Chemist Bo Li awarded Packard Fellowship

Bo Li is a 2016 Packard Fellow. (photo by Lars Sahl)
Bo Li is a 2016 Packard Fellow. (photo by Lars Sahl)

Bo Li, a chemist at the University of North Carolina at Chapel Hill, has received a 2016 Packard Fellowship in Science and Engineering, awarded to highly creative researchers early in in their careers.

Each of the 18 fellows announced by the David and Lucile Packard Foundation on Oct. 14 will receive a grant of $875,000 over five years to pursue their research.

Li, an assistant professor of chemistry in the College of Arts and Sciences, focuses her research on bioactive small molecules produced by bacteria and the ways in which they may help defend the human body against infectious diseases. Her lab is dedicated to unlocking the hidden chemistry of bacterial genomes and discovering the next generation of antibiotics.

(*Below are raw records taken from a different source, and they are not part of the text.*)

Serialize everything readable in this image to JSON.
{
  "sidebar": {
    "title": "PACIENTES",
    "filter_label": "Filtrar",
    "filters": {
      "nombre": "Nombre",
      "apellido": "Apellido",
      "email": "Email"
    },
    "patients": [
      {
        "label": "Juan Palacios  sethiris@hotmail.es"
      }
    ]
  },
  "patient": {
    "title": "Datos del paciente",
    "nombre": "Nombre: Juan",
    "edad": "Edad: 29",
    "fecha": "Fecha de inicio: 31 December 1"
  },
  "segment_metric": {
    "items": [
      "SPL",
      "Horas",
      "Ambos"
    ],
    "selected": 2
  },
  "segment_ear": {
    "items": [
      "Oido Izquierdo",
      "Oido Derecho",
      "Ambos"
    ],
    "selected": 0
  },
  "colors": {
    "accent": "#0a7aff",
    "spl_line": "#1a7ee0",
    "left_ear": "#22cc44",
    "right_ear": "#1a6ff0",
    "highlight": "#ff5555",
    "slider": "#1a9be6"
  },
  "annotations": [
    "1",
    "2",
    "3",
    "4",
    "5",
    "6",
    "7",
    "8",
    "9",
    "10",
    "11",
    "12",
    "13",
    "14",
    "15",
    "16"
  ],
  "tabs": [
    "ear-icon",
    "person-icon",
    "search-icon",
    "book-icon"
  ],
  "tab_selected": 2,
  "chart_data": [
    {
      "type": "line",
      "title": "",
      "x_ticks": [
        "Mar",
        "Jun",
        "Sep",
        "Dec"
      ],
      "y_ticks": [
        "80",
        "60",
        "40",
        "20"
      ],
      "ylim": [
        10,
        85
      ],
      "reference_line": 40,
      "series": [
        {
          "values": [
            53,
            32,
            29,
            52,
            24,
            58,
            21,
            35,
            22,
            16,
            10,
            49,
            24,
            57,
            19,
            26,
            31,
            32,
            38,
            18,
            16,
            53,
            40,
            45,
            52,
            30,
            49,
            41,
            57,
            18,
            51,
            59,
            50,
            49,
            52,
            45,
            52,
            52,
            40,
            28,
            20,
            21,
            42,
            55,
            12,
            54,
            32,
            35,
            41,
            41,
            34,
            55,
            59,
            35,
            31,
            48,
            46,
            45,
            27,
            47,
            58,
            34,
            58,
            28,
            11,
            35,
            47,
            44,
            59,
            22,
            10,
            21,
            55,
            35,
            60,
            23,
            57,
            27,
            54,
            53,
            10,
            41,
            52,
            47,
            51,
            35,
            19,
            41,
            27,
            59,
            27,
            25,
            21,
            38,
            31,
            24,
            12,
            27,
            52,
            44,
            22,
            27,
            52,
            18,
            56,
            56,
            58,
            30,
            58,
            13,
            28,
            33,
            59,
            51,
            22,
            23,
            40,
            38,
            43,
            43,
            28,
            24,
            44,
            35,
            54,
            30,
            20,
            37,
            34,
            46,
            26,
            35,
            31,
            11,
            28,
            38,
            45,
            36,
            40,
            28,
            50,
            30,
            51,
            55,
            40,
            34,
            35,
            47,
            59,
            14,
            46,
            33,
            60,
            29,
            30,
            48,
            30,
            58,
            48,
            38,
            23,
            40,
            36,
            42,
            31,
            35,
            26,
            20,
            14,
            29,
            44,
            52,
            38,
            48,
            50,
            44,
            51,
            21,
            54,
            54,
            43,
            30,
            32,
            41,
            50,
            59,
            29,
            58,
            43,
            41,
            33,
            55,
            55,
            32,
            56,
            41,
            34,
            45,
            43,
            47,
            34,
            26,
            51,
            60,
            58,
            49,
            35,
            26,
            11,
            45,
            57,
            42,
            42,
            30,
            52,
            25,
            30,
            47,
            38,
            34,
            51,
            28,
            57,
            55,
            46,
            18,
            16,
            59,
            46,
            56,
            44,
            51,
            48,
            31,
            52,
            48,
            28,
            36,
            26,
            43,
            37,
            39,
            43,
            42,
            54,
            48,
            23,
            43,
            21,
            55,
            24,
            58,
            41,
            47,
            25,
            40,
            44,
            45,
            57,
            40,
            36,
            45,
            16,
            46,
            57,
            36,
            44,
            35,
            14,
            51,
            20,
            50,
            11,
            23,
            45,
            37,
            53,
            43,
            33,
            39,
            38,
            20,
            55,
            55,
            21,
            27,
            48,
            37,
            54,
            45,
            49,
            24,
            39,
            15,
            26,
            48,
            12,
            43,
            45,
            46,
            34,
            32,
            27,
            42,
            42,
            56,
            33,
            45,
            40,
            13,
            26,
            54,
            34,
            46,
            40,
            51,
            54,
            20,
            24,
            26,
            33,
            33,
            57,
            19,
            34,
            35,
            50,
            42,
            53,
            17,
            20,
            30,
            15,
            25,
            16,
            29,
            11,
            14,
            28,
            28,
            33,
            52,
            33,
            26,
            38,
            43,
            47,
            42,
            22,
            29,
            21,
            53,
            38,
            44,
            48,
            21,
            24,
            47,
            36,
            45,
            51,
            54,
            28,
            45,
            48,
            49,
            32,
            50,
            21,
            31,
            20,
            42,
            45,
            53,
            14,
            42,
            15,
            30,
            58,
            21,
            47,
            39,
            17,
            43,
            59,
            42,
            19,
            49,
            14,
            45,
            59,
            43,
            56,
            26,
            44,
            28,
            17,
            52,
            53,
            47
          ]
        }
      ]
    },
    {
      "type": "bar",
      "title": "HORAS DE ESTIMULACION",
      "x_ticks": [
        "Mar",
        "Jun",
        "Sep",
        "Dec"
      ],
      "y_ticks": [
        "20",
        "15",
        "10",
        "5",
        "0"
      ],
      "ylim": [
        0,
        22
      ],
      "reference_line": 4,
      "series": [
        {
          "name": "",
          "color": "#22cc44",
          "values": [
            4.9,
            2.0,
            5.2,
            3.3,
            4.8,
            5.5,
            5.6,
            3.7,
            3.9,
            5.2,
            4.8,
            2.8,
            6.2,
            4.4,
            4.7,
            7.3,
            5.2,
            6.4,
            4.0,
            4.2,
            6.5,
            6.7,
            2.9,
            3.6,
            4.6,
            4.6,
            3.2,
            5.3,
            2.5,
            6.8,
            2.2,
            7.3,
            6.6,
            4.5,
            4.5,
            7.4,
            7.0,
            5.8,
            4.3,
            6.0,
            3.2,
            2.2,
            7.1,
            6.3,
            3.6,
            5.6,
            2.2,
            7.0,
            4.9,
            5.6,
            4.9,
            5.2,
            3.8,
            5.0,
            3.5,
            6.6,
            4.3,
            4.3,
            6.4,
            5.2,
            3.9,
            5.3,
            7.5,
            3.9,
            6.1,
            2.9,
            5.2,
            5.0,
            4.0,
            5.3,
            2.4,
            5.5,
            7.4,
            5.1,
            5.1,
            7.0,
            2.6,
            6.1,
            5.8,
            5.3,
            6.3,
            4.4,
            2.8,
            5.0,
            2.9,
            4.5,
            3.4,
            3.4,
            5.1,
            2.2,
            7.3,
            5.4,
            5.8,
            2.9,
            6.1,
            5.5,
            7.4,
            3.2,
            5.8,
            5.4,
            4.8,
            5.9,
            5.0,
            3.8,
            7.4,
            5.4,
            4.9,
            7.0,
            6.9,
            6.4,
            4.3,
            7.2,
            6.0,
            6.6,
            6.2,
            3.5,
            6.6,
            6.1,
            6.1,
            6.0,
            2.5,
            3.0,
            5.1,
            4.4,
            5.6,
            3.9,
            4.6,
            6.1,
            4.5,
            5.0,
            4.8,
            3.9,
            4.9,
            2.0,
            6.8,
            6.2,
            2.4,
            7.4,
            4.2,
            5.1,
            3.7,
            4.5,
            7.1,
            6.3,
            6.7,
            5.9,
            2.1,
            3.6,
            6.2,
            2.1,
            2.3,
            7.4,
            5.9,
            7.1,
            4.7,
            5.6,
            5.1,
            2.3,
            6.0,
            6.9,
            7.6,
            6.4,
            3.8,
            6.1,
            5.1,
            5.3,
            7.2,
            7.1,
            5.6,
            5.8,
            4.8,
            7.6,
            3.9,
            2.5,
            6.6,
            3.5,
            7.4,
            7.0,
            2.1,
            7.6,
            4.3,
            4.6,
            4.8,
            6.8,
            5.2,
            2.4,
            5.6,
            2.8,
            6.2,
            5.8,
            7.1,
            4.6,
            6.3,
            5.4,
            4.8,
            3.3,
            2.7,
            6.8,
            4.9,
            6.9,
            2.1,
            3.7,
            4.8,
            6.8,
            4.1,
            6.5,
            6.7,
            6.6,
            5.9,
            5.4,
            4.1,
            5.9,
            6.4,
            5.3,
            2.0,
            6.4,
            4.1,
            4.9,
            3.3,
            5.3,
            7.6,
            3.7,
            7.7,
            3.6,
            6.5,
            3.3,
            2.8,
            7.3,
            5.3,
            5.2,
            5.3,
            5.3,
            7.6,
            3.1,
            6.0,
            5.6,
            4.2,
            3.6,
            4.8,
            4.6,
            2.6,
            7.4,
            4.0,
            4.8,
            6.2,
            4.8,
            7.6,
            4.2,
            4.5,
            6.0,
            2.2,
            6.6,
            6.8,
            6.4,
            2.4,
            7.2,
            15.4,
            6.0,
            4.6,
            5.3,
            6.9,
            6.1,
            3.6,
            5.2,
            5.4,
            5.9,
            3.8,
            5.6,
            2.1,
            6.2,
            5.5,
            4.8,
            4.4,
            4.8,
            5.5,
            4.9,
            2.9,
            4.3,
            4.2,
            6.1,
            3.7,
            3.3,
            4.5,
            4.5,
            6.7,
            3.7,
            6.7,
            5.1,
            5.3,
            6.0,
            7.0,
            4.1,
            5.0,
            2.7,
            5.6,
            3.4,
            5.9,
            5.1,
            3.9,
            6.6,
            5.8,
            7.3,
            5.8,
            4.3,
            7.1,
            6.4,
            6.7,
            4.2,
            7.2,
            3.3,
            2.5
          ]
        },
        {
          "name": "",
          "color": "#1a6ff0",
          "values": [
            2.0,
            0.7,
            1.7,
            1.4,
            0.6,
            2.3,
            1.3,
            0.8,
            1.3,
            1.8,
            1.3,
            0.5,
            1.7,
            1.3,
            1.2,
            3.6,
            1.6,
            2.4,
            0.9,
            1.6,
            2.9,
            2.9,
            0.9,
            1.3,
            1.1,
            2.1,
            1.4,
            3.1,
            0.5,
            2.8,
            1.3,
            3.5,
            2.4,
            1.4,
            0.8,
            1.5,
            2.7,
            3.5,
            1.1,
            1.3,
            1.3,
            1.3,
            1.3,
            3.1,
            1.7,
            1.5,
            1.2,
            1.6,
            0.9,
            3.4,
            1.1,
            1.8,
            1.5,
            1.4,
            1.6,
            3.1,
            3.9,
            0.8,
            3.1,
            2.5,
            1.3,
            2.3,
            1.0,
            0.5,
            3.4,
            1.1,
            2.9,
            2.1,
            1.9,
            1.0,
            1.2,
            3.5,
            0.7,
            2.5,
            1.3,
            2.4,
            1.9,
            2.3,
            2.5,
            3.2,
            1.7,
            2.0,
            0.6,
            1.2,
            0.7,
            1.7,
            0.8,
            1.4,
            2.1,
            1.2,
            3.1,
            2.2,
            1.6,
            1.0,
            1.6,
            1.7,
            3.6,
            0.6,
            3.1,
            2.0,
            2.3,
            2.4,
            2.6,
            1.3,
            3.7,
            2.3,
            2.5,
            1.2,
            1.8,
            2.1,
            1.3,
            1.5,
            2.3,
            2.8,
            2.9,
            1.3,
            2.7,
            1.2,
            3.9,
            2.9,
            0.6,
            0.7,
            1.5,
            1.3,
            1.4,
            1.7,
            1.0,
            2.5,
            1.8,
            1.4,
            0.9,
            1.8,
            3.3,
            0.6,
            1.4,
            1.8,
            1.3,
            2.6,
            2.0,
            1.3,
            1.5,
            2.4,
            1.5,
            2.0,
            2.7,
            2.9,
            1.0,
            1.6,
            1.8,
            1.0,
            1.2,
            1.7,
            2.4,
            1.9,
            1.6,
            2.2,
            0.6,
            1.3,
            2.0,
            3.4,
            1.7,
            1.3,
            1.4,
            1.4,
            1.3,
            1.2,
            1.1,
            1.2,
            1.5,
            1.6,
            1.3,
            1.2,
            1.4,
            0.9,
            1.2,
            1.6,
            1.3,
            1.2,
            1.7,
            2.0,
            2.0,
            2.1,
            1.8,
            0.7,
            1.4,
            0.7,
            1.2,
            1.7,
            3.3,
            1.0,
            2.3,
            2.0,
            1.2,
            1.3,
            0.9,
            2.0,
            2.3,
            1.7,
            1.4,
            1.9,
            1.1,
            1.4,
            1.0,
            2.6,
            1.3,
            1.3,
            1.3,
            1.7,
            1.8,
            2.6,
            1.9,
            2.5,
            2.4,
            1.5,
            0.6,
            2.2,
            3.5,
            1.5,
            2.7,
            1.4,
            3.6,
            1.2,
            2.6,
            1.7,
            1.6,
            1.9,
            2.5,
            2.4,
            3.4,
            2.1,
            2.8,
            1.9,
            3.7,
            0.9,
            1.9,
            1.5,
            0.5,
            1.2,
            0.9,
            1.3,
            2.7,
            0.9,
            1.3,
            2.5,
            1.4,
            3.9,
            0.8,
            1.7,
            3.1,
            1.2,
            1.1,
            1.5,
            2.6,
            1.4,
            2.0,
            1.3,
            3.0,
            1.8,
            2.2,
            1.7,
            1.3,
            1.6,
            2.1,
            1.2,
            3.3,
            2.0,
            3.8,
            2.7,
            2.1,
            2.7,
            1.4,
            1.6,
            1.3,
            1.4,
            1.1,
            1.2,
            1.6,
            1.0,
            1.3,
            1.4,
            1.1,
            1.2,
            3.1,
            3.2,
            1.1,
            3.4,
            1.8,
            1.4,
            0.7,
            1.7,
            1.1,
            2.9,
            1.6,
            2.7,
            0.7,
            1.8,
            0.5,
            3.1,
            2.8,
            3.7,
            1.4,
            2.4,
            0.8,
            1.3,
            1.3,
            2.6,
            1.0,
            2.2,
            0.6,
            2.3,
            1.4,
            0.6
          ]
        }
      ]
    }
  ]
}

Li joined UNC’s department of chemistry in 2013 after completing a Jane Coffin Childs postdoctoral fellowship at Harvard Medical School. She has a B.S. in biological sciences from Beijing University and earned her Ph.D. in biochemistry from the University of Illinois at Urbana-Champaign in 2009.

The Packard Foundation established the fellowships program in 1988 to provide early-career scientists with flexible funding and the freedom to take risks and explore new frontiers in their fields. It is among the nation’s largest nongovernmental fellowships.

Recipients have gone on to receive awards such as the Nobel Prize in Physics, MacArthur Fellowships and elections to the National Academies of Sciences and Engineering.